Jacobs
- Full name: Jacobs Football Club
- Nickname: The Red Necks
- Ground: Rutland Avenue Crumlin, Dublin
- League: League of Ireland Leinster Senior League

= Jacobs F.C. =

Jacobs Football Club was an Irish association football club based in Crumlin, Dublin. Jacobs were one of the founding members of the League of Ireland and played in the league from 1921–22 until 1931–32.

Like several fellow early League of Ireland clubs, such as St James's Gate, Midland Athletic, Fordsons and Dundalk, Jacobs had their origins as a factory or works team. They were originally the football team of Jacobs Biscuit Factory. In total, they lasted eleven seasons in the League of Ireland. They remained active as a football club until at least the late 1960s, playing in the round of sixteen of the 1968–69 FAI Cup.

==History==

===Early years===
In 1914–15 Jacobs played in the Leinster Junior League alongside Shamrock Rovers and in 1916–17 they were runners up in the IFA Junior Cup, losing in the final to a team representing the Royal Irish Rifles. During the 1919–20 season, played against the background of the Irish War of Independence, a group of Jacobs players were found guilty of invading the dressing room of their opponents, Olympia, after a Leinster Senior Cup game. Two Jacobs players received lengthy suspensions from the Leinster Football Association as did an Olympia player when it emerged that Jacobs had been taunted for "playing (British Army) soldiers" in their team.

===League of Ireland===

Chart of yearly table positions for Jacobs in League of Ireland

In 1921–22, together with Shelbourne, Bohemians, St James's Gate, Frankfort, Olympia, YMCA and Dublin United, Jacobs became founder members of the League of Ireland. Like Jacobs, the other seven founding members had spent the 1920–21 season playing in the Leinster Senior League. In the 1921–22 Leinster Senior Cup Jacobs were finalists, losing 1–0 to eventual treble winners, St James's Gate. The highlight of their time in the League of Ireland was a third-place finish in 1923–24. They were also FAI Cup semi-finalists in 1922–23 and 1925–26. After finishing bottom of the table three consecutive seasons, Jacobs failed to gain re-election at the end of the 1931–32. Together with Brideville they left the league which was reduced from twelve to ten clubs.

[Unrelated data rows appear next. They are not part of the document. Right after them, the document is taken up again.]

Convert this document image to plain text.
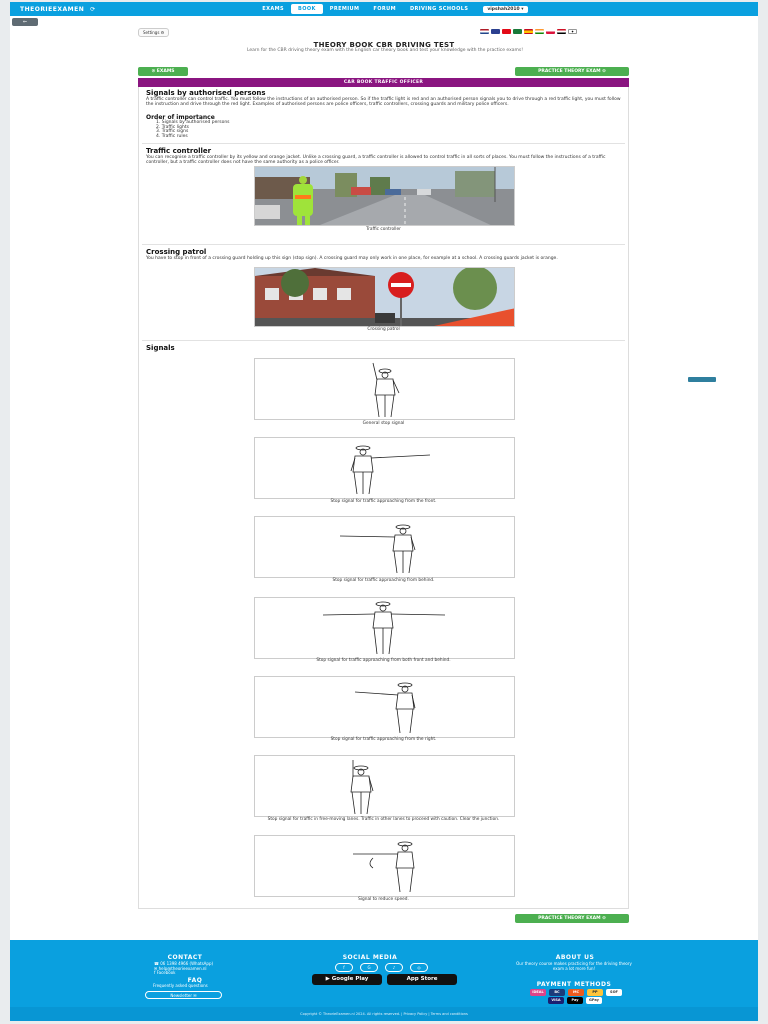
THEORIEEXAMEN ⟳	EXAMS	BOOK	PREMIUM	FORUM	DRIVING SCHOOLS	vipshah2010 ▾
⇐
Settings ⚙	✦
THEORY BOOK CBR DRIVING TEST
Learn for the CBR driving theory exam with the English car theory book and test your knowledge with the practice exams!
⊙ EXAMS	PRACTICE THEORY EXAM ⊙
CAR BOOK TRAFFIC OFFICER
Signals by authorised persons
A traffic controller can control traffic. You must follow the instructions of an authorised person. So if the traffic light is red and an authorised person signals you to drive through a red traffic light, you must follow the instruction and drive through the red light. Examples of authorised persons are police officers, traffic controllers, crossing guards and military police officers.
Order of importance
1. Signals by authorised persons
2. Traffic lights
3. Traffic signs
4. Traffic rules
Traffic controller
You can recognise a traffic controller by its yellow and orange jacket. Unlike a crossing guard, a traffic controller is allowed to control traffic in all sorts of places. You must follow the instructions of a traffic controller, but a traffic controller does not have the same authority as a police officer.
Traffic controller
Crossing patrol
You have to stop in front of a crossing guard holding up this sign (stop sign). A crossing guard may only work in one place, for example at a school. A crossing guards jacket is orange.
Crossing patrol
Signals
General stop signal
Stop signal for traffic approaching from the front.
Stop signal for traffic approaching from behind.
Stop signal for traffic approaching from both front and behind.
Stop signal for traffic approaching from the right.
Stop signal for traffic in free-moving lanes. Traffic in other lanes to proceed with caution. Clear the junction.
Signal to reduce speed.
PRACTICE THEORY EXAM ⊙
CONTACT
☎ 06 1398 4966 (WhatsApp)
✉ help@theorieexamen.nl
f Facebook
FAQ
Frequently asked questions
Newsletter ✉
SOCIAL MEDIA
f	G	♪	◎
▶ Google Play	App Store
ABOUT US
Our theory course makes practicing for the driving theory exam a lot more fun!
PAYMENT METHODS
iDEAL	BC	MC	PP	SOF
VISA	Pay	GPay
Copyright © TheorieExamen.nl 2024. All rights reserved. | Privacy Policy | Terms and conditions
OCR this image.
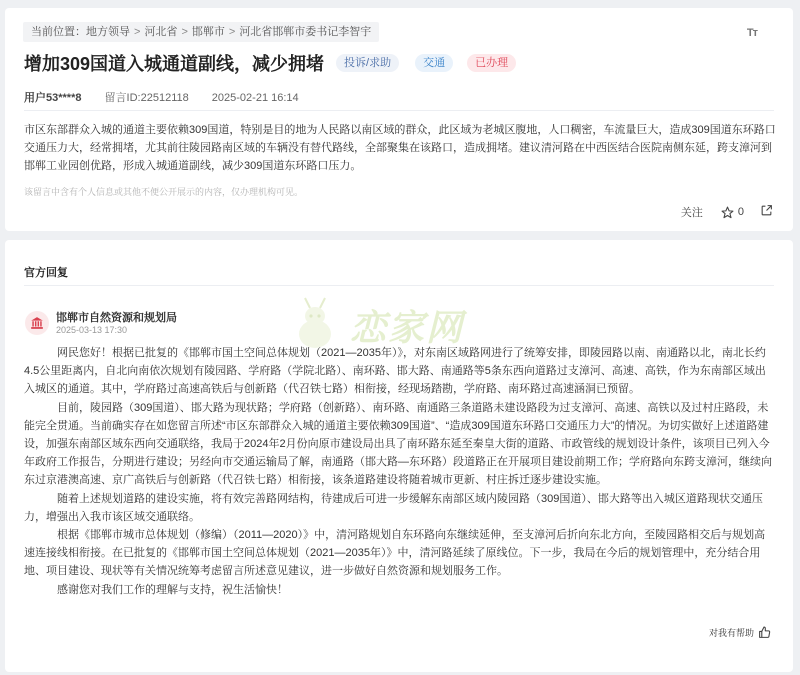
当前位置： 地方领导 > 河北省 > 邯郸市 > 河北省邯郸市委书记李智宇	Tт
增加309国道入城通道副线，减少拥堵	投诉/求助	交通	已办理
用户53****8 留言ID:22512118 2025-02-21 16:14
市区东部群众入城的通道主要依赖309国道，特别是目的地为人民路以南区域的群众，此区域为老城区腹地，人口稠密，车流量巨大，造成309国道东环路口交通压力大，经常拥堵，尤其前往陵园路南区域的车辆没有替代路线，全部聚集在该路口，造成拥堵。建议清河路在中西医结合医院南侧东延，跨支漳河到邯郸工业园创优路，形成入城通道副线，减少309国道东环路口压力。
该留言中含有个人信息或其他不便公开展示的内容，仅办理机构可见。
关注	0
官方回复
邯郸市自然资源和规划局
2025-03-13 17:30	恋家网

网民您好！根据已批复的《邯郸市国土空间总体规划（2021—2035年）》，对东南区域路网进行了统筹安排，即陵园路以南、南通路以北，南北长约4.5公里距离内，自北向南依次规划有陵园路、学府路（学院北路）、南环路、邯大路、南通路等5条东西向道路过支漳河、高速、高铁，作为东南部区域出入城区的通道。其中，学府路过高速高铁后与创新路（代召铁七路）相衔接，经现场踏勘，学府路、南环路过高速涵洞已预留。

目前，陵园路（309国道）、邯大路为现状路；学府路（创新路）、南环路、南通路三条道路未建设路段为过支漳河、高速、高铁以及过村庄路段，未能完全贯通。当前确实存在如您留言所述“市区东部群众入城的通道主要依赖309国道”、“造成309国道东环路口交通压力大”的情况。为切实做好上述道路建设，加强东南部区域东西向交通联络，我局于2024年2月份向原市建设局出具了南环路东延至秦皇大街的道路、市政管线的规划设计条件，该项目已列入今年政府工作报告，分期进行建设；另经向市交通运输局了解，南通路（邯大路—东环路）段道路正在开展项目建设前期工作；学府路向东跨支漳河，继续向东过京港澳高速、京广高铁后与创新路（代召铁七路）相衔接，该条道路建设将随着城市更新、村庄拆迁逐步建设实施。

随着上述规划道路的建设实施，将有效完善路网结构，待建成后可进一步缓解东南部区域内陵园路（309国道）、邯大路等出入城区道路现状交通压力，增强出入我市该区域交通联络。

根据《邯郸市城市总体规划（修编）（2011—2020）》中，清河路规划自东环路向东继续延伸，至支漳河后折向东北方向，至陵园路相交后与规划高速连接线相衔接。在已批复的《邯郸市国土空间总体规划（2021—2035年）》中，清河路延续了原线位。下一步，我局在今后的规划管理中，充分结合用地、项目建设、现状等有关情况统筹考虑留言所述意见建议，进一步做好自然资源和规划服务工作。

感谢您对我们工作的理解与支持，祝生活愉快！

对我有帮助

===Leinster Senior League===
After leaving the League of Ireland, Jacobs rejoined the Leinster Senior League. During the 1950s they enjoyed something of a revival. In 1949–50 they won the FAI Intermediate Cup after beating St Patrick's Athletic in the final. They were also runners up in this cup competition in 1952–53, 1953–54 and 1960–61. Between 1952–53 and 1954–55 they were Leinster Senior League champions on three consecutive seasons. In 1967–68 they won a fourth Leinster Senior League title.

==Honours==
- Leinster Senior League
  - Winners: 1952–53, 1953–54, 1954–55, 1967–68: 4
- FAI Intermediate Cup
  - Winners: 1949–50: 1
  - Runners-up: 1952–53, 1953–54, 1960–61: 3
- Leinster Senior Cup
  - Runners Up: 1921–22: 1

==League of Ireland Stats==

| Stat | Opponent | Score | Date |
|---|---|---|---|
| Biggest League Win | Midland Athletic | 8–0 | 17 February 1923 |
| Biggest League Defeat | Shelbourne | 1–9 | 19 October 1929 |

==Notable former players==

===Ireland internationals===
The following Jacobs F.C. players represented Ireland and/or the Republic of Ireland at full international level.

- Frank Collins
- Tommy Dunne
- Shay Keogh

===Goalscorers===
- Top League Scorer (season): 13, Paddy Smith (1922–23).
- Top League Scorer (total): 55, Paddy Smith (1921–23 and 1924–29).